In the Museum there were few works made by an artist that I love. She’s Judith Scott, a woman that was born deaf and with Down Syndrome. At the age of 44, she started making those incredible sculptures just taking an object and wrapping it in many layers of coloured yarns. The results are something beautiful and creepy at the same time.

Judith Scott, Untitled (JS-9), 2005, fibre and found objects

Another impressive example of outsider art is Nek Chand’s work. He created a monumental rock garden in the remote city of Chandigarh north of Delhi, India. Collecting broken plates, bowls, bottle tops from the railway tracks, he built day after day sculptures of different figures. When the municipality first discovered his illegal work, they wanted to destroy it. But then they recognized the beauty and importance of this creation and supported him with assistants and a stipend. Now the place in India is very famous and highly visited by art-lover tourists from all over the world.

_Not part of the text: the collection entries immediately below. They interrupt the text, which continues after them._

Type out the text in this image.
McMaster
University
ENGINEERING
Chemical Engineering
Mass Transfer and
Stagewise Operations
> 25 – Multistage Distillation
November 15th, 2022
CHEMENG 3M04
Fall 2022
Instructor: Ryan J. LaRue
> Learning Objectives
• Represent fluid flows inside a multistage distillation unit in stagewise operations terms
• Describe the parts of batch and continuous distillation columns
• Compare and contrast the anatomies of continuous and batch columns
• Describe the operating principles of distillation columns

When I was living in Madrid, I attended a course about Outsider Art. From that point I started being very interested about the issue. And I discovered a different perspective to look at art. Moreover, it actually changed my conception of art. Now I concieve art as something that a person can have or not. Is something like a divine gift. And some people can have it, but waste it because they don't know how to listen to the divine they have in themselves.
Artists in the Museum of Everything knew how to listen.
They knew the silence of the solitude.